Es ist ein ungewöhnliches Bild, das da fein säuberlich eingerahmt über der Bar prangt. Schräg rechts über der übergroßen Asbach-Uralt-Flasche, die kopfüber an der Wand hängt, als wäre sie ein Wasser- und kein Weinbrandspender. Das Bild, es zeigt die Wirtin, Irmgard Jörg, die hier in ihrem "Bierschuppen" aber alle nur "Irmi" nennen. Und es zeigt sie im Cockpit eines kleinen Flugzeugs, lachend und mit Funkhörern auf den Ohren, während die Maschine gerade über Südostbayern dahinbrettert.
Den Flug hat man ihr vor drei Jahren zum Geburtstag geschenkt, einmal um den Chiemsee herum und - vermutlich noch viel wichtiger - einmal den Bierschuppen von oben sehen. Der Bierschuppen, das ist Jörgs Stüberl im Dreimühlenviertel. Ein einziger kleiner holzvertäfelter Raum - eine Bar, eine Eckbank samt Tischchen, ein halbes Dutzend Barhocker -, den man so gar nicht hinter der schweren Milchglastür vermutet. Für viele im Viertel ist das Stüberl so etwas wie ihr zweites Wohnzimmer. Oder viel eher: das Wohnzimmer ihrer Mutter oder gar Großmutter. Unprätentiös, warm, herzlich. Die Wirtin selbst würde wohl sagen: "Hier ist alles, wie es immer schon war."
Seit fast 40 Jahren betreibt "Irmi" Jörg den Bierschuppen, eine wahre Ewigkeit in Bar-Jahren. Schweiger-Bräu, das das Stüberl verpachtet, hat ihr 2012 eine Urkunde zum 25-Jährigen ausgestellt, die im Bierschuppen aushängt. Auch das ist nun schon eine Weile her. Der Bierschuppen, das ist inzwischen ein Mythos, wurde aufgenommen ins Boazn-Quartett, von dieser Zeitung zur Bastion gegen die Gentrifizierung stilisiert und seine Wirtin gefeiert.
"Irmi" Jörg ist eine kleine, bestimmte Frau, die auch im fortgeschrittenen Alter noch ganz genau weiß, wie sie mit Besoffenen umgehen muss. Bald feiert sie ihren 82. Geburtstag. Ein Stammgast, der seit etwa 20 Jahren den Bierschuppen besucht, organisiert ihr zur Feier des Tages seit Jahren schon einen Blumenkranz. Dafür ist auch sein Geburtstag im Kalender hinter der Bar eingetragen - genau wie die der vielen anderen Stammgäste.
Das mag nun etwas einschüchternd klingen, so eine eingeschworene Gemeinschaft, die sich lange kennt und noch länger miteinander Helles trinkt - die Halbe für vermutlich unschlagbare 2,80 Euro, die Weißweinschorle, halber Liter, für 4,50 Euro. Einer, der schon lange hierherkommt, sagt, er hat Jahre gebraucht, um wirklich anzukommen. Und klar, die Magneten und Postkarten, die Stammgäste der Wirtin aus aller Welt schicken, aus Paris, Dublin und von der Nordsee, stehen vor allem für eins: dass man sich im Bierschuppen kennt, aneinander denkt, dass man sich mag.

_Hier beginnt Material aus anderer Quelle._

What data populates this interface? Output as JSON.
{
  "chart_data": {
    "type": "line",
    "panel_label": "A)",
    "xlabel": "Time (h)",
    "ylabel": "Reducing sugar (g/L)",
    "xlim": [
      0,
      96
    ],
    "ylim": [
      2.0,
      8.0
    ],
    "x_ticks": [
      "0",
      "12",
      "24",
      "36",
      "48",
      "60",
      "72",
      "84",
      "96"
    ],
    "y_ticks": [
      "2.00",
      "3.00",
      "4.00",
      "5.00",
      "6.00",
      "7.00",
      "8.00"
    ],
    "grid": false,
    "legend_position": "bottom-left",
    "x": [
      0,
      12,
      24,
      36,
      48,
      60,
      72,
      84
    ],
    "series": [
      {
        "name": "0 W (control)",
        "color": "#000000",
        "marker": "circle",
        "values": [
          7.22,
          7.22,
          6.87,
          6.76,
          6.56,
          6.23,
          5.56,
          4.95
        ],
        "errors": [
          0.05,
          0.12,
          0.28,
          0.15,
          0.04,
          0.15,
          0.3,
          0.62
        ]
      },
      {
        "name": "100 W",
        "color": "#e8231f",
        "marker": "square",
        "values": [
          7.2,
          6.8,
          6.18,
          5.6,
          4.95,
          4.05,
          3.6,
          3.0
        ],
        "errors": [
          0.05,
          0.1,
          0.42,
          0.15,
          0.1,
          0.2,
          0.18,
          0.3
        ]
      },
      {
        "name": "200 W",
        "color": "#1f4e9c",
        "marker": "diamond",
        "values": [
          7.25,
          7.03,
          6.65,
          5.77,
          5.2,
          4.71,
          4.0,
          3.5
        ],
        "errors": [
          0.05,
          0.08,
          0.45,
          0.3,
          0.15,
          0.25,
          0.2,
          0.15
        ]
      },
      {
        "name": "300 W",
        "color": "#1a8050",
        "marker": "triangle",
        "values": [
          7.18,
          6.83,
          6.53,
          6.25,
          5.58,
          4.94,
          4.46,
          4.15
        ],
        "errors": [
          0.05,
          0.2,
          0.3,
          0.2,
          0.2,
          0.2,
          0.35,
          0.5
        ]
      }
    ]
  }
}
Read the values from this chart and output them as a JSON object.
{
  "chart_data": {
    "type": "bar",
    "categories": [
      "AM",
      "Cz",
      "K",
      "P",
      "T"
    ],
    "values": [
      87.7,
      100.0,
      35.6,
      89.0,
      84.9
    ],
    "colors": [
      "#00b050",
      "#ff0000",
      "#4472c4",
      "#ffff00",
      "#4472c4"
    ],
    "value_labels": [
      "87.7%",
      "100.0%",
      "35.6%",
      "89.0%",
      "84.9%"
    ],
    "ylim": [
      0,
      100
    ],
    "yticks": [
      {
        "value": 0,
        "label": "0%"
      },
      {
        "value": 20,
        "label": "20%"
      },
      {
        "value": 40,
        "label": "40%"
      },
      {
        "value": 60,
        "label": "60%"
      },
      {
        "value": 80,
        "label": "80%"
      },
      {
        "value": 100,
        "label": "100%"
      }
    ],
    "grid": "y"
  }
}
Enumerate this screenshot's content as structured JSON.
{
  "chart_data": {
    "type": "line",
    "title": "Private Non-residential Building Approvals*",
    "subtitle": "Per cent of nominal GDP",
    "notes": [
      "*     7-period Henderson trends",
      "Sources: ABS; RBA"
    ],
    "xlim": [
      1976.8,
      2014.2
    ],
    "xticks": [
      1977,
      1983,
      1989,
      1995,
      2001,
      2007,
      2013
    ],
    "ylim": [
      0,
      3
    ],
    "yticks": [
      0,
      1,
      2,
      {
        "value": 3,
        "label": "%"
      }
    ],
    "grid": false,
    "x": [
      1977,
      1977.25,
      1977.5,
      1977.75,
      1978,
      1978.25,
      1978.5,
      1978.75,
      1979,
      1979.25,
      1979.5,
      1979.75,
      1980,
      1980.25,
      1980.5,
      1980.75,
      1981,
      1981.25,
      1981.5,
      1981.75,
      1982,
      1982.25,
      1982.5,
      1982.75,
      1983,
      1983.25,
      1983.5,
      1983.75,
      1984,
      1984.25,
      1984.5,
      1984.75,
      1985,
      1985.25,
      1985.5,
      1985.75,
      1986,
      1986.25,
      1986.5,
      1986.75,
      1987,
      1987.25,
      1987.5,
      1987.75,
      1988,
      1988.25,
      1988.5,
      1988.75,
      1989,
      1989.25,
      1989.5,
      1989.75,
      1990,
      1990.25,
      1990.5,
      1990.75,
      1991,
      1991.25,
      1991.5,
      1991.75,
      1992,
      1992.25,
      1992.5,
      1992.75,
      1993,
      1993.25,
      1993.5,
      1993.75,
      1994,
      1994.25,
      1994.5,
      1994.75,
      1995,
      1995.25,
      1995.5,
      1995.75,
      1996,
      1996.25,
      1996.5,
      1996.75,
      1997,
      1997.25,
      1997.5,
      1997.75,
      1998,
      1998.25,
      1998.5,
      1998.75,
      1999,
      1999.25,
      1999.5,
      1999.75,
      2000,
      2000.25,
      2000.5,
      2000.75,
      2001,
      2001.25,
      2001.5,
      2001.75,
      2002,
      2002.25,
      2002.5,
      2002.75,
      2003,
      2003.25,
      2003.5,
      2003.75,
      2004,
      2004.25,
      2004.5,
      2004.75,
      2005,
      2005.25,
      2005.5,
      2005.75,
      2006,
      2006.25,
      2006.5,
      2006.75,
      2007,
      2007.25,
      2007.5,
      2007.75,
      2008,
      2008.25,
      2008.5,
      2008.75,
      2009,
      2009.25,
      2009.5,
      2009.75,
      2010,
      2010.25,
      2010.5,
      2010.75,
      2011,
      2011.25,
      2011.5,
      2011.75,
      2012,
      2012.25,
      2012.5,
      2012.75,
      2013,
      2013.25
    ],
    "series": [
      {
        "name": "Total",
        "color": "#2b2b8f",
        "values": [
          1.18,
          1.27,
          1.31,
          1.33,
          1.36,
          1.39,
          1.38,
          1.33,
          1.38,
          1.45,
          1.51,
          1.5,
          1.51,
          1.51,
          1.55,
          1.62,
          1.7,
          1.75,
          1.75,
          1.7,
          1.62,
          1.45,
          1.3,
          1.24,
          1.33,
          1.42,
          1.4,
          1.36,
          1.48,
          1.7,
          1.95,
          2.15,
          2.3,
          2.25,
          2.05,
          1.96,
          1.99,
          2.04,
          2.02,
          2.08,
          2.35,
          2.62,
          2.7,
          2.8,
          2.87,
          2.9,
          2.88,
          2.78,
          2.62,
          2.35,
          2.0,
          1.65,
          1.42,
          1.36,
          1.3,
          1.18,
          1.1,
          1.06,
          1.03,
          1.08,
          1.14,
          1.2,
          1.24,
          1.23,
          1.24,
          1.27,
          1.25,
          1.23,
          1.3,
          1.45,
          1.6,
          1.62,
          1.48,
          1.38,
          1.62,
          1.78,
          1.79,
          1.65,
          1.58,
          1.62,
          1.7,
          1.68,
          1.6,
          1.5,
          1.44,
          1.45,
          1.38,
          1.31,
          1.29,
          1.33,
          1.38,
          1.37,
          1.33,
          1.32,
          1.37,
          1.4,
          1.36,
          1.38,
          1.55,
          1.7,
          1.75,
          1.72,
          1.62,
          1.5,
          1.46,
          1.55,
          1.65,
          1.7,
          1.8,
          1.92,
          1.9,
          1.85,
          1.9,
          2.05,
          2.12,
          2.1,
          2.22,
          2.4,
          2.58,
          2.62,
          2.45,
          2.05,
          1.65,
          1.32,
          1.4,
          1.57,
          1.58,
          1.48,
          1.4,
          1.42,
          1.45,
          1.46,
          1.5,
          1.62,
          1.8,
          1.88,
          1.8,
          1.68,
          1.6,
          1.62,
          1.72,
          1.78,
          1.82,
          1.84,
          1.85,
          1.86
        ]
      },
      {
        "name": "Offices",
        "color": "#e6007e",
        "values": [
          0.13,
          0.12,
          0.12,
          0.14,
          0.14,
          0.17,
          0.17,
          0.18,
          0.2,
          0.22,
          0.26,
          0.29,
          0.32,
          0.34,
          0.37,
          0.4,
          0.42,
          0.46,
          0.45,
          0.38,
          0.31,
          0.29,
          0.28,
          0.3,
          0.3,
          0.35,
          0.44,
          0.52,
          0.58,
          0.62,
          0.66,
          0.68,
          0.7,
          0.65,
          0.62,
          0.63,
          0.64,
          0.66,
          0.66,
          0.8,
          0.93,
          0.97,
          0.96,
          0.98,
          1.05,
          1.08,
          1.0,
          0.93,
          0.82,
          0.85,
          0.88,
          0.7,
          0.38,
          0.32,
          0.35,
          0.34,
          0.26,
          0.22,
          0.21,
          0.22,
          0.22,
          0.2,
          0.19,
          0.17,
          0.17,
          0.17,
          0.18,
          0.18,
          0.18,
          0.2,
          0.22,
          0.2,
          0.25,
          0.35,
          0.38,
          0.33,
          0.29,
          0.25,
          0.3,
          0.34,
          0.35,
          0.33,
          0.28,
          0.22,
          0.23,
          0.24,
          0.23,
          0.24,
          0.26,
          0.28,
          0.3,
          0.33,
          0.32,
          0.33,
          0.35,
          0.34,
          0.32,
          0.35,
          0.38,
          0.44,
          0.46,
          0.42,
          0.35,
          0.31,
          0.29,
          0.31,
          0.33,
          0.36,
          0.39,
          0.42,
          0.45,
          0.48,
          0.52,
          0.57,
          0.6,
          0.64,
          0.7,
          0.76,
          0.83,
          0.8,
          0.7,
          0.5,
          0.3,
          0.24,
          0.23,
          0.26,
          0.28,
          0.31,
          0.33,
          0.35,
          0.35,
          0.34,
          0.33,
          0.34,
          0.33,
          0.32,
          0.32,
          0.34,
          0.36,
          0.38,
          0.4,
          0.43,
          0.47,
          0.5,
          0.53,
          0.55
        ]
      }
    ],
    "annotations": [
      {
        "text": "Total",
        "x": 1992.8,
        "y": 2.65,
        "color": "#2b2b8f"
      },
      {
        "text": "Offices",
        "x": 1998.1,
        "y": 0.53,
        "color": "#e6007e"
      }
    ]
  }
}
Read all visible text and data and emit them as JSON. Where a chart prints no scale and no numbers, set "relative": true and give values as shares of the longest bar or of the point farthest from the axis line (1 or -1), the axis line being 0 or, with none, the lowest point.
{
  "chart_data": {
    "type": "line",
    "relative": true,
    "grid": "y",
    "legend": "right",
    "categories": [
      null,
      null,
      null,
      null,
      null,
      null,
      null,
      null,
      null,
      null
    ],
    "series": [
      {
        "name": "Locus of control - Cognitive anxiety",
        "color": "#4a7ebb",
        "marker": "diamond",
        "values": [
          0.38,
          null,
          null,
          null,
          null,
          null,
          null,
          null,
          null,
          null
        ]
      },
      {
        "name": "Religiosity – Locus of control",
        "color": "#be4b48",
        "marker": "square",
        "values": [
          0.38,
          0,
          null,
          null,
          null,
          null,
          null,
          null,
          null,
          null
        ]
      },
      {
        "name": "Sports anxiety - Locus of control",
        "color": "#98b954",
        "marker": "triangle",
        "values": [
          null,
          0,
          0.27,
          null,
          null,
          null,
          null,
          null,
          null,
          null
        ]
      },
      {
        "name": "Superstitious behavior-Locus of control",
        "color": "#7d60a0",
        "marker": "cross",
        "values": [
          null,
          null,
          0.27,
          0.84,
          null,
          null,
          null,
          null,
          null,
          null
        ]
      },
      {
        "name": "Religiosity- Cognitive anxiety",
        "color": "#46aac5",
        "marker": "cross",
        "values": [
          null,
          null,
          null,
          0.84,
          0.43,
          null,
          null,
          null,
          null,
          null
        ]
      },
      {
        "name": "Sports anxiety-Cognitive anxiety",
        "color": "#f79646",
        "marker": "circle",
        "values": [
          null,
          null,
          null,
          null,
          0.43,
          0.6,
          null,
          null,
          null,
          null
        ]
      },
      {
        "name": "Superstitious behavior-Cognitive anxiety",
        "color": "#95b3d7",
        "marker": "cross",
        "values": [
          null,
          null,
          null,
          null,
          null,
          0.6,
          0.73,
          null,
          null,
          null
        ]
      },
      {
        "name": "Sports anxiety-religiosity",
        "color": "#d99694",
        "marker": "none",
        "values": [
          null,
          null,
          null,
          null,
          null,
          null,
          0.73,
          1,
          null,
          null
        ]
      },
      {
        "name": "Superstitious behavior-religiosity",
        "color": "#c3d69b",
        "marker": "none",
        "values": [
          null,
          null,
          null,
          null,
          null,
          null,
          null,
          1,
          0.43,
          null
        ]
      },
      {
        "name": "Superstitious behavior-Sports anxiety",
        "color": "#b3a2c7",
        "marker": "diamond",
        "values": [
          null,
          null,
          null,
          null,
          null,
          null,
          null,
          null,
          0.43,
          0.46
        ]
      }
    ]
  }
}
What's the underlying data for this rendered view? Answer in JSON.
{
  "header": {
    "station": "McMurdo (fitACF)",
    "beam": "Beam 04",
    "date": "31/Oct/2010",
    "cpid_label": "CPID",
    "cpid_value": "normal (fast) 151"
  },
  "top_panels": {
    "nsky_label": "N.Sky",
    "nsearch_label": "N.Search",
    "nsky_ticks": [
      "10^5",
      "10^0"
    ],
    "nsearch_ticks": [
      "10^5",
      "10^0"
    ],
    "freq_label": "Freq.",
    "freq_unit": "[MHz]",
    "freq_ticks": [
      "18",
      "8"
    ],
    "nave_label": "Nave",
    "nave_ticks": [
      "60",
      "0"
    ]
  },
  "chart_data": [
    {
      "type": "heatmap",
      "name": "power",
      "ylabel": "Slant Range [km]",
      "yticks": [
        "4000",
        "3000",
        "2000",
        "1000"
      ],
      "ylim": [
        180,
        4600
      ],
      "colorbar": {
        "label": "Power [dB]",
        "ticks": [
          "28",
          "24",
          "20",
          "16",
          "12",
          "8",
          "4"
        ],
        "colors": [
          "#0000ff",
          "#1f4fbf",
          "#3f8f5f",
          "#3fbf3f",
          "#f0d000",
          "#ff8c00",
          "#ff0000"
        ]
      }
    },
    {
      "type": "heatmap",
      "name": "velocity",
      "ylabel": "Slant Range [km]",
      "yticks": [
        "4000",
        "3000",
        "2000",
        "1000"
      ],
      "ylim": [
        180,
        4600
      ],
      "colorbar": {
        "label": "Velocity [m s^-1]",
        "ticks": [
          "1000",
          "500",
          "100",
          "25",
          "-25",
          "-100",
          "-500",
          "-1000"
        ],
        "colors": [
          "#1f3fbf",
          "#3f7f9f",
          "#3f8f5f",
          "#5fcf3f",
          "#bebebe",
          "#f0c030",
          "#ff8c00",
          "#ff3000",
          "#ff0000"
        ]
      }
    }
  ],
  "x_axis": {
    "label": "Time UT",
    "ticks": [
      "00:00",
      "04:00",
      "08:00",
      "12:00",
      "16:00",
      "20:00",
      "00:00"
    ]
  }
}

Doch auch wenn man auf absehbare Zeit seinen eigenen Geburtstag nicht im Kalender hinter der Bar finden wird, tun die Stammgäste und allen voran die Wirtin einiges, dass man sich wohlfühlt. Eine Freundin aus Übersee, die sehr mit dem Granteln ihrer älteren Mitmünchnerinnen und -münchner hadert, sagt: "Das hier ist die coole Münchner Oma, die ich nie hatte." Fürsorglich, unterhaltsam, aber im Zweifel konsequent - dann nämlich, wenn man sein eigenes Limit nicht kennt.
Über der Tür zur Küche und zum Vorratsraum, direkt neben dem Bild, das "Irmi" Jörg beim Fliegen zeigt, hängt eine Uhr. Sie geht leicht vor, seit Langem schon. Damit niemand hier seinen Bus verpasst und jeder sicher nach Hause kommt.
Bierschuppen, Reifenstuelstraße 9, 80469 München, Telefon: 089/7256718, Öffnungszeiten: Montag bis Samstag, 15 bis 22 Uhr.